What actions can you take?
It doesn’t have to be like this, there are steps you can take to deal with this emotional monster.
1. Deal quickly with the emotion:
Acknowledge the negative feelings you are experiencing in that moment, you are unlikely to be able to deal with whatever is going on but you can make the effort to move your mind out of this state. Spend a few minutes focusing all of your attention on something else.
- A picture
- A sound
- A physical feeling
- Whatever works for you
You only do this for a few minutes (it mustn’t become your new distraction)
Once you are no longer focussing on the negative emotion do 1 thing to get started (anything). Once you start on a task you are 80% more likely to continue.
2. Forgive yourself:
Stressing about what you haven’t done just creates more guilt and negative emotions which adds to the problem. Research shows that students who didn’t study for the exams but were compassionate and forgave themselves were more likely to study next time than those who hung onto the guilt.
3. Change your reward behaviour:
Remember that procrastination is a habit, and nice pleasant distractions feeds this habit. Rather than submitting to the immediate reward, promise yourself you can do it AFTER you have
- Completed the work
- Done the 1st page
- Done the hard bit
Get into the habit of rewarding the good behaviours and not the bad behaviours, you will enjoy the reward more this way.

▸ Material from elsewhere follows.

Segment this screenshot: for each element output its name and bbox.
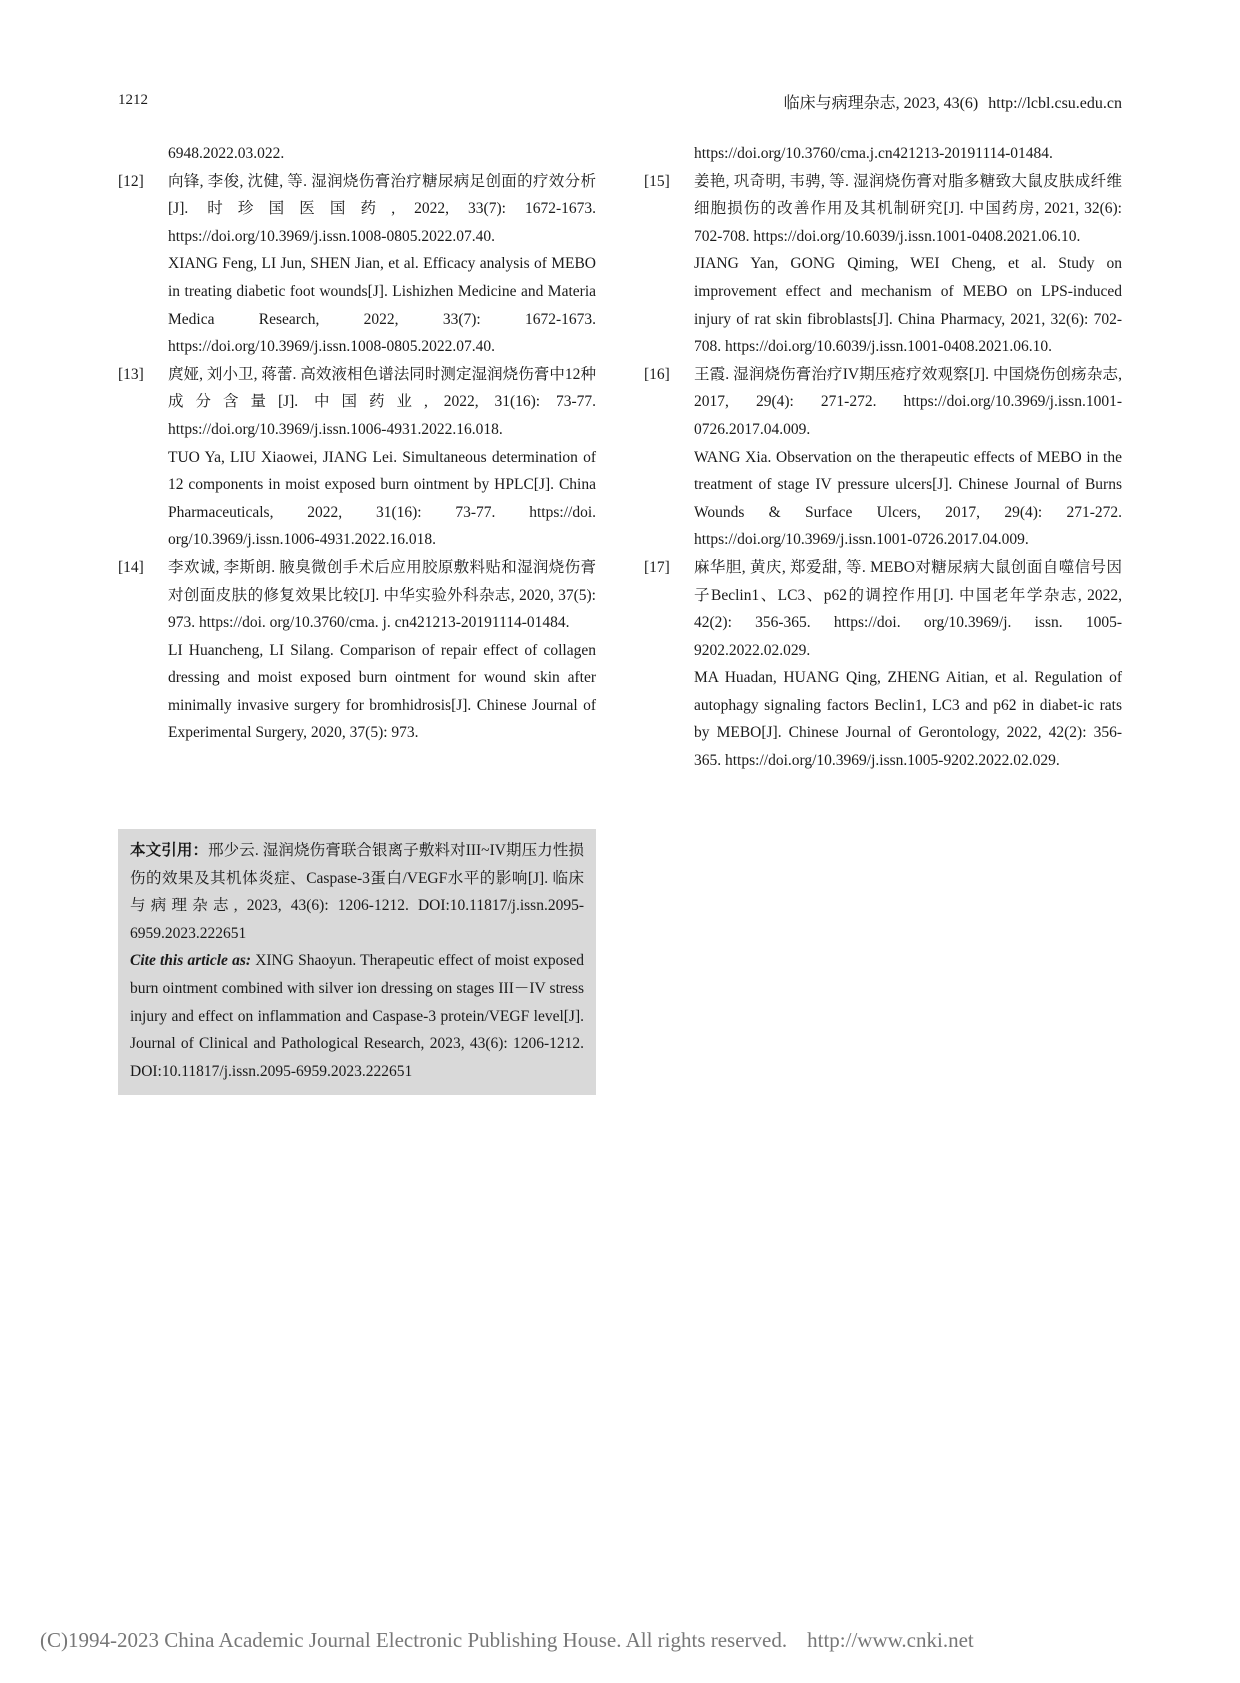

4. Drop the perfectionism:
This doesn’t impact everyone, however, if you are a perfectionist then the need for perfection causes anxiety and stress and this leads us full circle back to procrastination. Practise dealing with this emotion to let you get started. You can make it perfect later, for now the focus needs to be getting started.

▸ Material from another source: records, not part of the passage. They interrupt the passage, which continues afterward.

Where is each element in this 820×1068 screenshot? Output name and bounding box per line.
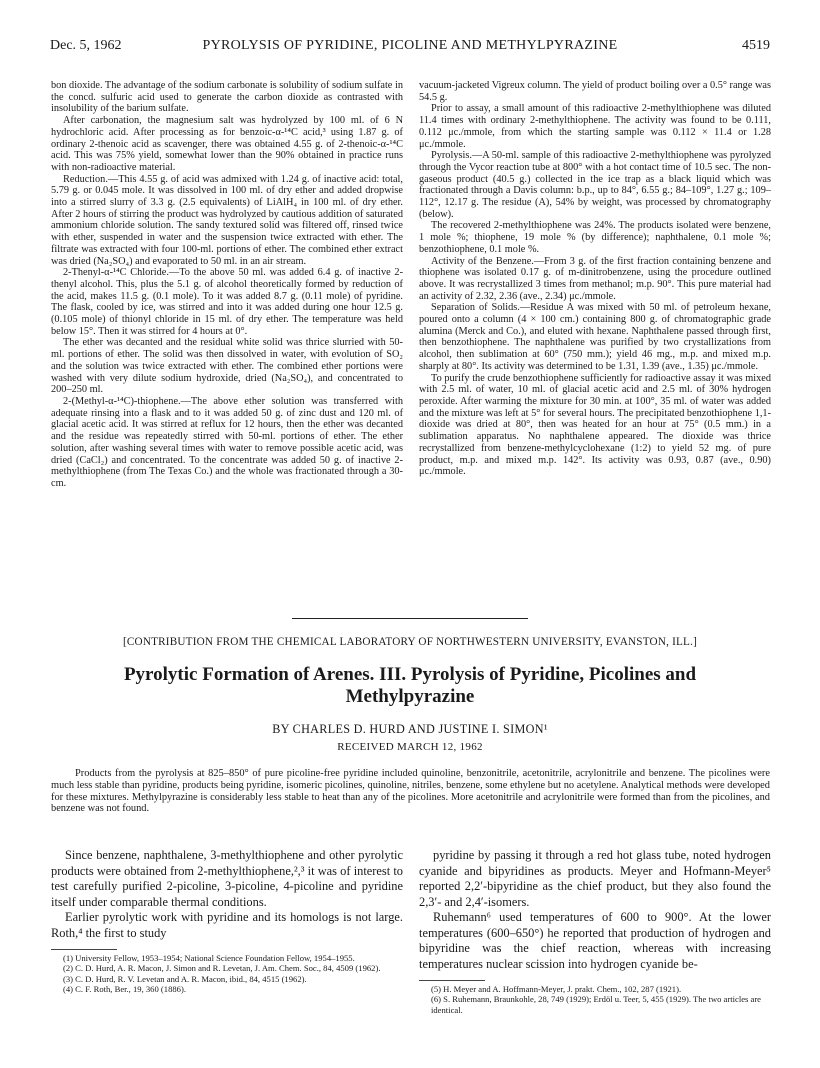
body-left-column	[51, 848, 403, 994]
footnote: (2) C. D. Hurd, A. R. Macon, J. Simon and R. Levetan, J. Am. Chem. Soc., 84, 4509 (1962).	[63, 963, 381, 974]
paragraph: 2-Thenyl-α-¹⁴C Chloride.—To the above 50 ml. was added 6.4 g. of inactive 2-thenyl alcohol. This, plus the 5.1 g. of alcohol theoretically formed by reduction of the acid, makes 11.5 g. (0.1 mole). To it was added 8.7 g. (0.11 mole) of pyridine. The flask, cooled by ice, was stirred and into it was added during one hour 12.5 g. (0.105 mole) of thionyl chloride in 15 ml. of dry ether. The temperature was held below 15°. Then it was stirred for 4 hours at 0°.	[51, 267, 403, 337]
footnotes-left	[51, 949, 403, 994]
paragraph: 2-(Methyl-α-¹⁴C)-thiophene.—The above ether solution was transferred with adequate rinsing into a flask and to it was added 50 g. of zinc dust and 120 ml. of glacial acetic acid. It was stirred at reflux for 12 hours, then the ether was decanted and the residue was repeatedly stirred with 50-ml. portions of ether. The ether solution, after washing several times with water to remove possible acetic acid, was dried (CaCl₂) and concentrated. To the concentrate was added 50 g. of inactive 2-methylthiophene (from The Texas Co.) and the whole was fractionated through a 30-cm.	[51, 395, 403, 489]
paragraph: Separation of Solids.—Residue A was mixed with 50 ml. of petroleum hexane, poured onto a column (4 × 100 cm.) containing 800 g. of chromatographic grade alumina (Merck and Co.), and eluted with hexane. Naphthalene passed through first, then benzothiophene. The naphthalene was purified by two crystallizations from alcohol, then sublimation at 60° (750 mm.); yield 46 mg., m.p. and mixed m.p. sharply at 80°. Its activity was determined to be 1.31, 1.39 (ave., 1.35) μc./mmole.	[419, 302, 771, 372]
paragraph: Activity of the Benzene.—From 3 g. of the first fraction containing benzene and thiophene was isolated 0.17 g. of m-dinitrobenzene, using the procedure outlined above. It was recrystallized 3 times from methanol; m.p. 90°. This pure material had an activity of 2.32, 2.36 (ave., 2.34) μc./mmole.	[419, 255, 771, 302]
footnote-rule	[51, 949, 117, 950]
paragraph: Earlier pyrolytic work with pyridine and its homologs is not large. Roth,⁴ the first to study	[51, 910, 403, 940]
article-title: Pyrolytic Formation of Arenes. III. Pyrolysis of Pyridine, Picolines and Methylpyrazine	[123, 664, 697, 707]
footnote: (5) H. Meyer and A. Hoffmann-Meyer, J. prakt. Chem., 102, 287 (1921).	[431, 984, 682, 994]
paragraph: bon dioxide. The advantage of the sodium carbonate is solubility of sodium sulfate in the concd. sulfuric acid used to generate the carbon dioxide as contrasted with insolubility of the barium sulfate.	[51, 80, 403, 115]
paragraph: Pyrolysis.—A 50-ml. sample of this radioactive 2-methylthiophene was pyrolyzed through the Vycor reaction tube at 800° with a hot contact time of 10.5 sec. The non-gaseous product (40.5 g.) collected in the ice trap as a black liquid which was fractionated through a Davis column: b.p., up to 84°, 6.55 g.; 84–109°, 1.27 g.; 109–112°, 12.17 g. The residue (A), 54% by weight, was processed by chromatography (below).	[419, 150, 771, 220]
authors-line: BY CHARLES D. HURD AND JUSTINE I. SIMON¹	[272, 722, 548, 736]
footnote: (6) S. Ruhemann, Braunkohle, 28, 749 (1929); Erdöl u. Teer, 5, 455 (1929). The two articles are identical.	[431, 994, 761, 1015]
body-right-column	[419, 848, 771, 1015]
contribution-line: [CONTRIBUTION FROM THE CHEMICAL LABORATORY OF NORTHWESTERN UNIVERSITY, EVANSTON, ILL.]	[122, 636, 698, 648]
footnote: (4) C. F. Roth, Ber., 19, 360 (1886).	[63, 983, 186, 994]
running-head	[50, 36, 770, 56]
paragraph: Ruhemann⁶ used temperatures of 600 to 900°. At the lower temperatures (600–650°) he reported that production of hydrogen and bipyridine was the chief reaction, whereas with increasing temperatures nuclear scission into hydrogen cyanide be-	[419, 910, 771, 971]
section-divider	[292, 618, 528, 619]
footnote: (3) C. D. Hurd, R. V. Levetan and A. R. Macon, ibid., 84, 4515 (1962).	[63, 973, 307, 984]
footnote: (1) University Fellow, 1953–1954; National Science Foundation Fellow, 1954–1955.	[63, 953, 355, 963]
abstract: Products from the pyrolysis at 825–850° of pure picoline-free pyridine included quinoline, benzonitrile, acetonitrile, acrylonitrile and benzene. The picolines were much less stable than pyridine, products being pyridine, isomeric picolines, quinoline, nitriles, benzene, some ethylene but no acetylene. Analytical methods were developed for these mixtures. Methylpyrazine is considerably less stable to heat than any of the picolines. More acetonitrile and acrylonitrile were formed than from the picolines, and benzene was not found.	[51, 768, 770, 815]
footnotes-right	[419, 980, 771, 1015]
paragraph: The recovered 2-methylthiophene was 24%. The products isolated were benzene, 1 mole %; thiophene, 19 mole % (by difference); naphthalene, 0.1 mole %; benzothiophene, 0.1 mole %.	[419, 220, 771, 255]
paragraph: To purify the crude benzothiophene sufficiently for radioactive assay it was mixed with 2.5 ml. of water, 10 ml. of glacial acetic acid and 2.5 ml. of 30% hydrogen peroxide. After warming the mixture for 30 min. at 100°, 35 ml. of water was added and the mixture was left at 5° for several hours. The precipitated benzothiophene 1,1-dioxide was dried at 80°, then was heated for an hour at 75° (0.5 mm.) in a sublimation apparatus. No naphthalene appeared. The dioxide was thrice recrystallized from benzene-methylcyclohexane (1:2) to yield 52 mg. of pure product, m.p. and mixed m.p. 142°. Its activity was 0.93, 0.87 (ave., 0.90) μc./mmole.	[419, 372, 771, 478]
running-title: PYROLYSIS OF PYRIDINE, PICOLINE AND METHYLPYRAZINE	[202, 38, 618, 53]
top-right-column	[419, 80, 771, 478]
page-number: 4519	[742, 38, 770, 53]
paragraph: pyridine by passing it through a red hot glass tube, noted hydrogen cyanide and bipyridines as products. Meyer and Hofmann-Meyer⁵ reported 2,2′-bipyridine as the chief product, but they also found the 2,3′- and 2,4′-isomers.	[419, 848, 771, 909]
issue-date: Dec. 5, 1962	[50, 38, 122, 53]
paragraph: Reduction.—This 4.55 g. of acid was admixed with 1.24 g. of inactive acid: total, 5.79 g. or 0.045 mole. It was dissolved in 100 ml. of dry ether and added dropwise into a stirred slurry of 3.3 g. (2.5 equivalents) of LiAlH₄ in 100 ml. of dry ether. After 2 hours of stirring the product was hydrolyzed by cautious addition of saturated ammonium chloride solution. The sandy textured solid was filtered off, rinsed twice with ether, suspended in water and the suspension twice extracted with ether. The filtrate was extracted with four 100-ml. portions of ether. The combined ether extract was dried (Na₂SO₄) and evaporated to 50 ml. in an air stream.	[51, 173, 404, 267]
paragraph: After carbonation, the magnesium salt was hydrolyzed by 100 ml. of 6 N hydrochloric acid. After processing as for benzoic-α-¹⁴C acid,³ using 1.87 g. of ordinary 2-thenoic acid as scavenger, there was obtained 4.55 g. of 2-thenoic-α-¹⁴C acid. This was 75% yield, somewhat lower than the 90% obtained in practice runs with non-radioactive material.	[51, 115, 403, 173]
paragraph: Since benzene, naphthalene, 3-methylthiophene and other pyrolytic products were obtained from 2-methylthiophene,²,³ it was of interest to test carefully purified 2-picoline, 3-picoline, 4-picoline and pyridine itself under comparable thermal conditions.	[51, 848, 403, 909]
footnote-rule	[419, 980, 485, 981]
top-left-column	[51, 80, 403, 490]
paragraph: The ether was decanted and the residual white solid was thrice slurried with 50-ml. portions of ether. The solid was then dissolved in water, with evolution of SO₂ and the solution was twice extracted with ether. The combined ether portions were washed with very dilute sodium hydroxide, dried (Na₂SO₄), and concentrated to 200–250 ml.	[51, 337, 403, 396]
paragraph: Prior to assay, a small amount of this radioactive 2-methylthiophene was diluted 11.4 times with ordinary 2-methylthiophene. The activity was found to be 0.111, 0.112 μc./mmole, from which the starting sample was 0.112 × 11.4 or 1.28 μc./mmole.	[419, 103, 771, 150]
received-date: RECEIVED MARCH 12, 1962	[337, 741, 483, 753]
paragraph: vacuum-jacketed Vigreux column. The yield of product boiling over a 0.5° range was 54.5 g.	[419, 80, 771, 103]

5. Create some accountability:
Deadlines are a great way to create focus so creating smaller goals where you are accountable to someone can help, however, be careful this creates the right environment and not more stress. An ideal accountability partner should be non-judgemental but is happy to challenge you whenever you are not be honest about why you have not made any progress.
6. Remove the Distractions:
Removing anything that can distract you. Phones are terrible distractions especially of you get notified every time something trivial happens on any social media channel. Put the phone away, perhaps it can be your reward? You can check your phone for updates after you have completed the work.
- Done the 1st page
- Done the hard bit
7. Set concrete goals:
Abstract and poorly defined goals are difficult to achieve as they lack a concrete definition of success, this makes starting difficult as you unsure of what you wish to achieve.
Change is rarely immediate; we all need to work at changing an embedded habit such as procrastination. If you don’t deal with this habit then your own career will suffer as a consequence.